A whole decade ago, I blogged about visiting the Whatley Antiquarian Book Center and the books I picked up — among them The Small Kitchen Cookbook by Nina Mortellito (published 1964).
Sadly, the Book Center closed it doors in March of this year, after 25 years in business. But a few of the vintage titles from its shelves live on in my kitchen, including Mortellito’s guide for small kitchen owners.
Perhaps ironically, my kitchen is now (even) smaller than the one I had when I bought the book, so it’s not just a cool antique, but a helpful resource. And, it has actually lived on in other ways too, most recently as a resource for another book: The Unofficial Mad Men Cookbook by Judy Gelman and Peter Zheutlin.
This fall, I’ve decided to do a little page-by-page experimentation with the ideas and recipes in The Small Kitchen Cookbook, mostly just to see how they turn out. Having gone through the book a few times already in preparation for this project, I can tell you I’m fairly confident I’m going to learn some new space- and time-saving tricks, but it’s also going to present a few challenges for the modern cook.
The product “Kitchen Bouquet,” for instance… I don’t know what that is or if it’s even still a thing.

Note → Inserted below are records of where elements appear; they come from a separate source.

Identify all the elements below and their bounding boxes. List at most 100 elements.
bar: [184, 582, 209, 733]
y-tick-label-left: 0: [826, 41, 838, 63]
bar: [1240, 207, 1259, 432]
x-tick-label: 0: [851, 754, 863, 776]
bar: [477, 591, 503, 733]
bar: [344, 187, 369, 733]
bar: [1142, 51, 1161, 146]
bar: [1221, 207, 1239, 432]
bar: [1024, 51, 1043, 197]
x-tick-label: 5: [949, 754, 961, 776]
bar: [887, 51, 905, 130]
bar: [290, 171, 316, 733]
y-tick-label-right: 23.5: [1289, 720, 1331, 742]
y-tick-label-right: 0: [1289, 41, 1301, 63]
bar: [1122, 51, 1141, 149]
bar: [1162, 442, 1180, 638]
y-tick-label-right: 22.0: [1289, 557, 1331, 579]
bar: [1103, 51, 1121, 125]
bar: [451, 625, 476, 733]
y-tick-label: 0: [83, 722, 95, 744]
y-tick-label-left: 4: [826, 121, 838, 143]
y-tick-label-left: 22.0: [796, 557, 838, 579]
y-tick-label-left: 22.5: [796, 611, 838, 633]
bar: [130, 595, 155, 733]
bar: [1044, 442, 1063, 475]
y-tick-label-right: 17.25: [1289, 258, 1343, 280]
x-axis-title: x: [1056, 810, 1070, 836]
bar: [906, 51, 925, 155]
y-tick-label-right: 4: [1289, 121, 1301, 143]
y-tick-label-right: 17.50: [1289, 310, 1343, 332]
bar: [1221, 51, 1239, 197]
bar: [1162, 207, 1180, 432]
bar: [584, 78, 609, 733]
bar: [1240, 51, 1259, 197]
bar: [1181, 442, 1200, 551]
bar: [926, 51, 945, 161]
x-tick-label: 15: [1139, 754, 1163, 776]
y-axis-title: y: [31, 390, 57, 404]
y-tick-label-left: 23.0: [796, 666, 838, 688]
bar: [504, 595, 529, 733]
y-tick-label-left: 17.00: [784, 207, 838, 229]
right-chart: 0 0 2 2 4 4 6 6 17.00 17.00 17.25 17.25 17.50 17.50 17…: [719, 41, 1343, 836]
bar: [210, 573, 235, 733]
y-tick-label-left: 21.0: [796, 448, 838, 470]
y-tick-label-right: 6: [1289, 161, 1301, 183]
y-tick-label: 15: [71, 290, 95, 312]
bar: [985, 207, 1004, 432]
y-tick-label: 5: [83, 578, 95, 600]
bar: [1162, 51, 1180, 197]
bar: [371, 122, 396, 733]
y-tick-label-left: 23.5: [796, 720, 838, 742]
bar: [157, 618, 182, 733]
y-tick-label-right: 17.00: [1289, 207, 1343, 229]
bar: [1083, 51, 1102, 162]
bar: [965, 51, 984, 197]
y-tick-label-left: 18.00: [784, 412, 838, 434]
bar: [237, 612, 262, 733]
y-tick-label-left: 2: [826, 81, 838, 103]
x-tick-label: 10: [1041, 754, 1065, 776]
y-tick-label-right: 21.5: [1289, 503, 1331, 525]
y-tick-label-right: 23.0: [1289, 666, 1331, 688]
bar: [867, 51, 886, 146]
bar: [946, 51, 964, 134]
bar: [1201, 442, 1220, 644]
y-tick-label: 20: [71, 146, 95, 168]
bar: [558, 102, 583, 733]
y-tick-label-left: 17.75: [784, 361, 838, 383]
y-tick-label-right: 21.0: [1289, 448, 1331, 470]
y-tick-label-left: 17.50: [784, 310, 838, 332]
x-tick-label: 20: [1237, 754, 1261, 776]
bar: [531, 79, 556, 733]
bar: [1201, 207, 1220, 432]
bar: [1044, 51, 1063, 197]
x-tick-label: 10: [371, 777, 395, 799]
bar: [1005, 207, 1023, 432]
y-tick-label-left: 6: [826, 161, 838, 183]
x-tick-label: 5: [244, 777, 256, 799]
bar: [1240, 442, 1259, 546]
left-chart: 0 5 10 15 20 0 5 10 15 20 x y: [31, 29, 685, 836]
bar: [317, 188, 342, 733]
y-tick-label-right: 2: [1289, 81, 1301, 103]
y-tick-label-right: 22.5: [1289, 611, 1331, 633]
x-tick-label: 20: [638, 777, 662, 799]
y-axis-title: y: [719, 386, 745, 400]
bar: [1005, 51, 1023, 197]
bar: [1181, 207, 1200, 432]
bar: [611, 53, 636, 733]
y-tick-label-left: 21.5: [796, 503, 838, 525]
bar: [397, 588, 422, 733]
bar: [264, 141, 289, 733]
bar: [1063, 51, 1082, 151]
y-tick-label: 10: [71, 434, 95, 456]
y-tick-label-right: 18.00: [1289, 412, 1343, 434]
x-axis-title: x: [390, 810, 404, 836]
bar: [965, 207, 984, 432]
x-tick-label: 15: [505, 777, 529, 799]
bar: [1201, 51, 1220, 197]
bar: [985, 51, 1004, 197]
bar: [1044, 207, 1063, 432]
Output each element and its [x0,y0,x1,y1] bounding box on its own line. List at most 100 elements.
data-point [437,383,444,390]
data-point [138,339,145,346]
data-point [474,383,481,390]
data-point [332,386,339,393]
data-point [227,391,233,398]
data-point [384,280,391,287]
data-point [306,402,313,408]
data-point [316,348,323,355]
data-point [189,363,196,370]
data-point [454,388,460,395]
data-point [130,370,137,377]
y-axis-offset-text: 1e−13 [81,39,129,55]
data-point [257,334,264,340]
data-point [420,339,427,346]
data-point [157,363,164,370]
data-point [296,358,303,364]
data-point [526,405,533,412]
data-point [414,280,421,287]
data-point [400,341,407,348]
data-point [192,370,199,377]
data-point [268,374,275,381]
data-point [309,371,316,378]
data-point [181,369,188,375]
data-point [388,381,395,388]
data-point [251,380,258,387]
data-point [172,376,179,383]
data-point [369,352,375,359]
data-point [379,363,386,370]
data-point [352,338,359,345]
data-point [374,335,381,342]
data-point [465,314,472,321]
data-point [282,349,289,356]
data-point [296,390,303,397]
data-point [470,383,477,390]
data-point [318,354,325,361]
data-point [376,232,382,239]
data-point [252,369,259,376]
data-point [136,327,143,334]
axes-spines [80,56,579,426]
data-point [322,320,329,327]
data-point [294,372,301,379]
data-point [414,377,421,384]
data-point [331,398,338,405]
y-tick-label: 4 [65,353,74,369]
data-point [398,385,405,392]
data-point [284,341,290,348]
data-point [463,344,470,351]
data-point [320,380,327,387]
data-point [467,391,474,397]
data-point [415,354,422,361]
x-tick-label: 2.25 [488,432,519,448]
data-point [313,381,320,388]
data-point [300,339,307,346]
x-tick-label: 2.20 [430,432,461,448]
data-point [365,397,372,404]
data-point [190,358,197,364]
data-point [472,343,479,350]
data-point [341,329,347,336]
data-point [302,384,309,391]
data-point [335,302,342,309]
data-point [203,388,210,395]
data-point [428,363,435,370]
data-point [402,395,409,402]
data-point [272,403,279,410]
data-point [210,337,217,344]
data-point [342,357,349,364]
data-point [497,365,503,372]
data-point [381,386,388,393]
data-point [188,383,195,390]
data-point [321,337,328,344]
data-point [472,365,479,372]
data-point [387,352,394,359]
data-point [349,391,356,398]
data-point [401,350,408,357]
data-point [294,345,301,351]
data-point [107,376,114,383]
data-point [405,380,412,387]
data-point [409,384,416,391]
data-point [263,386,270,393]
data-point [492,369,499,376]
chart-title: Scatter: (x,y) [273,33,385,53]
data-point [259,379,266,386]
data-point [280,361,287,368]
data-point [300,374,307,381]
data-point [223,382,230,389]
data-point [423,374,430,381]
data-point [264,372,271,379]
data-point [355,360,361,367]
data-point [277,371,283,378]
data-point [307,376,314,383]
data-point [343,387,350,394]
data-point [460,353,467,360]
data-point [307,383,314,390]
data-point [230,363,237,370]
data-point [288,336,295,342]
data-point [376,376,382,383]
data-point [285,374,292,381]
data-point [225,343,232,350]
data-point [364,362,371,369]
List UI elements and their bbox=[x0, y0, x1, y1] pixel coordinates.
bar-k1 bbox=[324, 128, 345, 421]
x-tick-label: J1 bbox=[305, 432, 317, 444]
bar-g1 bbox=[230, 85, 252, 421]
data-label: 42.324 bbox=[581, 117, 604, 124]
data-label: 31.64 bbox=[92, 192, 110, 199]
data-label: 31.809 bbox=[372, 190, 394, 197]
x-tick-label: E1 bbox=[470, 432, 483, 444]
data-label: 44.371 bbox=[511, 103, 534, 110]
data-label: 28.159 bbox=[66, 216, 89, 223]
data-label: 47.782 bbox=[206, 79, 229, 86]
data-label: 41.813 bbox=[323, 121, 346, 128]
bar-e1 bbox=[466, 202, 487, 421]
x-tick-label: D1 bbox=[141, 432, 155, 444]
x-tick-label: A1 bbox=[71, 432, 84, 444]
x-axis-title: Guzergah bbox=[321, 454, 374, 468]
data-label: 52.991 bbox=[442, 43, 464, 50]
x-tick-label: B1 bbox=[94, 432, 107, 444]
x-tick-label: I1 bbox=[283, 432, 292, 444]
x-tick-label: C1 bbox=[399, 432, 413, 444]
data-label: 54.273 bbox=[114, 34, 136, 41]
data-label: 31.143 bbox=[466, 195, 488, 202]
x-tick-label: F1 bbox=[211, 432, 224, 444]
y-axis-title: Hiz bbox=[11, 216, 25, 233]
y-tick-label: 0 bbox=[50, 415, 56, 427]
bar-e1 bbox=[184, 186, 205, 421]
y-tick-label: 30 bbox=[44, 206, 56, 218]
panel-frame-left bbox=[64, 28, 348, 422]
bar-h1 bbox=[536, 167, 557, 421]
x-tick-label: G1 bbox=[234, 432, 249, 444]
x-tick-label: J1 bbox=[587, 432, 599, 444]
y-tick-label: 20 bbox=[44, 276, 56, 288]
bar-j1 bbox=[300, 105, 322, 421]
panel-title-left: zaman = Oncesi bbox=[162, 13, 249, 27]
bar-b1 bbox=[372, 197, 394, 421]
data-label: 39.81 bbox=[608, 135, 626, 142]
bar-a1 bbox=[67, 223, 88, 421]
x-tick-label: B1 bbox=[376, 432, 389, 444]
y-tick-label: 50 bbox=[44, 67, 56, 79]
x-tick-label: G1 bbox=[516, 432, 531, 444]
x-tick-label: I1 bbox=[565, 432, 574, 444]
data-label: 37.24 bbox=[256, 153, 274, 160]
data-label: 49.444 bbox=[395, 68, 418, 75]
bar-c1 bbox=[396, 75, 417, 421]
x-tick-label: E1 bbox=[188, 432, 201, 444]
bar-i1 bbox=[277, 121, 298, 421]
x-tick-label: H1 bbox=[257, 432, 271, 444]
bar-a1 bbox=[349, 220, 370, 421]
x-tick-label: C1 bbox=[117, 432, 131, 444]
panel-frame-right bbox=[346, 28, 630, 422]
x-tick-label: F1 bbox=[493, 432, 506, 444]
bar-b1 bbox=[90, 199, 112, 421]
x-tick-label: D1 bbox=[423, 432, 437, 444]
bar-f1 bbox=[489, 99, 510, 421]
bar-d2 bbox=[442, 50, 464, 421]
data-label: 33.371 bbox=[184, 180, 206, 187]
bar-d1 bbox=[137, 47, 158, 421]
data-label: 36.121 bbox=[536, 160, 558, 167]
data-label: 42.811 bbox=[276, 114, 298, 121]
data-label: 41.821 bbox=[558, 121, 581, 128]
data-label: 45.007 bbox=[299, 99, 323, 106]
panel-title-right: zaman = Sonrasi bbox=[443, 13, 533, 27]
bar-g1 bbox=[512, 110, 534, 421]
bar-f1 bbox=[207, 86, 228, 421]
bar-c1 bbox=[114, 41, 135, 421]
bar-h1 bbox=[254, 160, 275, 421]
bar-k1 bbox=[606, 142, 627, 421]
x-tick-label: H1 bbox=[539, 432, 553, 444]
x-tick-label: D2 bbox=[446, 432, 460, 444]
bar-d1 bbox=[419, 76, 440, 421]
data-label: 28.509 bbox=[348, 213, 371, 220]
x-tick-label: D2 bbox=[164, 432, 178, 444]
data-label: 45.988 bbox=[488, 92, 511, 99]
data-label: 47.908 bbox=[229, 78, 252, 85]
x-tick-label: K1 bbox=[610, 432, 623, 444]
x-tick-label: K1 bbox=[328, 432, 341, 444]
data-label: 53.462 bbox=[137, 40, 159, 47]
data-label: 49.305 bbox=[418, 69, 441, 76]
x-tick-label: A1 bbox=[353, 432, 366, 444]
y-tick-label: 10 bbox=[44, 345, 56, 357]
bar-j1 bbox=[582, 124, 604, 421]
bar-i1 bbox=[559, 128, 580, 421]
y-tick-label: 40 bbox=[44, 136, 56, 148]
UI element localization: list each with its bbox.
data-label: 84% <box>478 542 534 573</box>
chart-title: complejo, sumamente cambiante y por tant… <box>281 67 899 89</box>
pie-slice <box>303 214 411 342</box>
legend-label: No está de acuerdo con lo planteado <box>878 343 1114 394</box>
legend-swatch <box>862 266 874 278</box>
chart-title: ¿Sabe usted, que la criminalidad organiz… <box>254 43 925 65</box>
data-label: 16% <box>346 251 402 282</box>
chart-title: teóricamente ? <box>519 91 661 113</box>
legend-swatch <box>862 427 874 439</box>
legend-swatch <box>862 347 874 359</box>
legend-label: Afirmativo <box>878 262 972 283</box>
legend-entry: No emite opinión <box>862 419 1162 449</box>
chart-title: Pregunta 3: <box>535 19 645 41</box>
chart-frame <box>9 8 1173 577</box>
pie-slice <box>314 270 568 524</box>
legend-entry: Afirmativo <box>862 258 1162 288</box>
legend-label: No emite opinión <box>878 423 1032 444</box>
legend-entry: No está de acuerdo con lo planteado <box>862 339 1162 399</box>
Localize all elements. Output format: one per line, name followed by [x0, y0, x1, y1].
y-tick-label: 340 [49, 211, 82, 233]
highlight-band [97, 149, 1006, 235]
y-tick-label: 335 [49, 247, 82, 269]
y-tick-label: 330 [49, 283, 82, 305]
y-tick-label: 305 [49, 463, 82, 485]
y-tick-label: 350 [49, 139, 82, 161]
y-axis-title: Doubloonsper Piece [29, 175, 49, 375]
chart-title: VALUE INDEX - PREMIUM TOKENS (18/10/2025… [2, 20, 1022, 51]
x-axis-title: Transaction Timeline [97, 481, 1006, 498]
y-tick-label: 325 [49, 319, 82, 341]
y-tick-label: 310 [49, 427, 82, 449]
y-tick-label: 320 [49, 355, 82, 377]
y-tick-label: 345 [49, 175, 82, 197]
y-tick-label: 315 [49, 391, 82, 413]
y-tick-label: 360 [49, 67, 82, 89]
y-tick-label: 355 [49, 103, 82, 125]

I’ll try to honor the original recipe whenever possible, though, and while I don’t intend to necessarily go in order, I will start as the book does, with an inventory of all of the tools Mortellito suggested the 1964 small kitchen should contain. At first glance, it looks like we have a fairly good handle on the basics, but might come up short on some of the specifics, such as string-bean slicers and fruit-ball cutters.